Esta é uma das medidas finais tomadas pela administração Biden e provavelmente será adotada pela próxima administração Trump.

A escolha do presidente eleito para liderar o Departamento de Saúde e Serviços Humanos, Robert F. Kennedy Jr., Barber, disse que a substituição de alimentos ultraprocessados ​​por opções mais saudáveis ​​deveria ser uma prioridade para reduzir doenças crônicas como o diabetes tipo 2.

A mudança não acontece da noite para o dia. O FDA deu às empresas até 2028 para cumprir.

Ainda assim, afastar-se dessa abordagem focada na nutrição é bom para os consumidores, dizem os especialistas.

O conceito lembra Elisabetta Poletti, nutricionista do Duke Lifestyle and Weight Management Center em Durham, Carolina do Norte, de crescer na Itália, onde a comida era considerada “sagrada”.

A qualidade da comida é mais importante do que a quantidade de carboidratos em um prato de massa, por exemplo, disse ele.

“Quando preparamos o jantar, não pensamos em carboidratos e gordura. Pensamos em brócolis e frango, talvez quinoa”, disse ela. “É muito mais identificável.”

Como é definido “saudável”?

Um impulso para mudar a definição de “saudável” ocorreu em 2015, quando a FDA enviou uma carta de advertência aos fabricantes de lanchonetes de frutas e nozes Kind. A empresa, disse o FDA, não pode afirmar que suas barras são saudáveis ​​porque contêm muitas calorias e gordura saturada.

A empresa recuou e disse que esses conteúdos de calorias e gordura se deviam às nozes presentes em seus produtos, que demonstraram ser benéficas devido aos seus altos níveis de gorduras saudáveis ​​para o coração.

A FDA concordou e iniciou o processo de atualização do que “saudável” deveria significar nos rótulos dos alimentos.

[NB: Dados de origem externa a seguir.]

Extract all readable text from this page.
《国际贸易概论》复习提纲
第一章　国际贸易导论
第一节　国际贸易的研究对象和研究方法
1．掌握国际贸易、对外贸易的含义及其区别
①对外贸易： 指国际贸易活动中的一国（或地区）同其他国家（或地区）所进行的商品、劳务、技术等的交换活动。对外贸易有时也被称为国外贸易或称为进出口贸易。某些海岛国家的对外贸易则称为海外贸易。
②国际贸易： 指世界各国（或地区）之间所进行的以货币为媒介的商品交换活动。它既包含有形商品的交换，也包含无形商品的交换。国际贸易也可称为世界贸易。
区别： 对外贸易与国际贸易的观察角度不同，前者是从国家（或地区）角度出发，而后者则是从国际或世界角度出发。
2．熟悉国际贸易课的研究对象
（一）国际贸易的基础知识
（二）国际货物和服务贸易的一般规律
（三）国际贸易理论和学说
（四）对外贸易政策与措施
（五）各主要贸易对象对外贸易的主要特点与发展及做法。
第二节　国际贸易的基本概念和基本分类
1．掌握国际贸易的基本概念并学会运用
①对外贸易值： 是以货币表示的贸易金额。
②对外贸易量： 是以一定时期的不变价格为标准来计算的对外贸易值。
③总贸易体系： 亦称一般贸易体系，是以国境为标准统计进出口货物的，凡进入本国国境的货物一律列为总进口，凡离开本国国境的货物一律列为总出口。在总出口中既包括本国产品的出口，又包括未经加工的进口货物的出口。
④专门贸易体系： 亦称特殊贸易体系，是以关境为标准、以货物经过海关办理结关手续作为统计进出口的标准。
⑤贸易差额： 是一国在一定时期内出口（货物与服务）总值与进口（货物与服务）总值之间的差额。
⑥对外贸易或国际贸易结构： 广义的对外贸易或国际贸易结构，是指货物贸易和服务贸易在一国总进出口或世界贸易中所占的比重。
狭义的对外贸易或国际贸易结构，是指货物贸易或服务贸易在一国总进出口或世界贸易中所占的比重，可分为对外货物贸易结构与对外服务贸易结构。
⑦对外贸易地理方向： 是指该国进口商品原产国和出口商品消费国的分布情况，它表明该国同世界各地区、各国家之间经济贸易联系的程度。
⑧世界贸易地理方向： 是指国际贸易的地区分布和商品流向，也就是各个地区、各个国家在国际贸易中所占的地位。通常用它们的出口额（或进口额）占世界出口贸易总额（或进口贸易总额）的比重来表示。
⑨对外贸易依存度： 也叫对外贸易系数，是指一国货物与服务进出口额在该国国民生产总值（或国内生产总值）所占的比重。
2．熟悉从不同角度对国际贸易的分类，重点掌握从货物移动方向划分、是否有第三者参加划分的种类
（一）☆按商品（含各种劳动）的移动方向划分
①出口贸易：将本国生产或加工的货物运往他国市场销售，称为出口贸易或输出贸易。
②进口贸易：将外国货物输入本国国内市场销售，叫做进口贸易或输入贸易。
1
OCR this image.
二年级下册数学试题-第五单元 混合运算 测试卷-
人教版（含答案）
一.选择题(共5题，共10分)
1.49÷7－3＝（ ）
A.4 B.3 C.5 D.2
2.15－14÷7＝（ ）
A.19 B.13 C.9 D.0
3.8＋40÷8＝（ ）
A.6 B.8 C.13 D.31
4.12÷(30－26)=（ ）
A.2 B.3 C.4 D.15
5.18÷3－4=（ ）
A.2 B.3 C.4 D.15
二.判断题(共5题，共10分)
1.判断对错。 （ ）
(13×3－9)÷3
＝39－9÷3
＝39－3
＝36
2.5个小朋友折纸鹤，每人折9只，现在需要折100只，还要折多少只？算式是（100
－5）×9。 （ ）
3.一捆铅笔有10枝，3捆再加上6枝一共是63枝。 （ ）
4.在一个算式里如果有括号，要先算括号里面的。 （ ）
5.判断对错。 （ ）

Quase uma década depois, a FDA diz agora que a regra “saudável” atualizada é consistente com as atuais Diretrizes Dietéticas dos EUA e “inclui um foco na importância dos padrões alimentares saudáveis ​​e nos grupos de alimentos que os incluem, no tipo de gordura na dieta”. Em vez da quantidade total de gordura consumida e da dieta, do que de sódio e açúcares adicionados.”

A FDA também está trabalhando em um símbolo de saúde que as empresas possam adicionar às embalagens. Os rótulos nutricionais usados ​​atualmente não mostraram nenhuma diferença na consciência dos consumidores sobre nutrição ou na forma como comem. A organização afirma que 75% dos americanos carecem de quantidades adequadas de frutas e vegetais em suas dietas.

“A definição atualizada deve dar aos consumidores mais confiança quando virem alegações de ‘saudável’ ao fazerem compras”, disse Nancy Brown, diretora-executiva da American Heart Association, em comunicado. Produtos saudáveis ​​que se qualificam para usar alegações de ‘saudáveis’.”

Brown encorajou o FDA a avançar com outra regra que colocaria informações nutricionais importantes na frente da embalagem.

E alguns especialistas temem que as pessoas possam confiar demais no novo rótulo “saudável” do FDA.

“As necessidades dietéticas são específicas de cada indivíduo”, diz Fran Fleming-Milesi, diretora de iniciativas de marketing do Centro UConn Rudd para Política Alimentar e Saúde.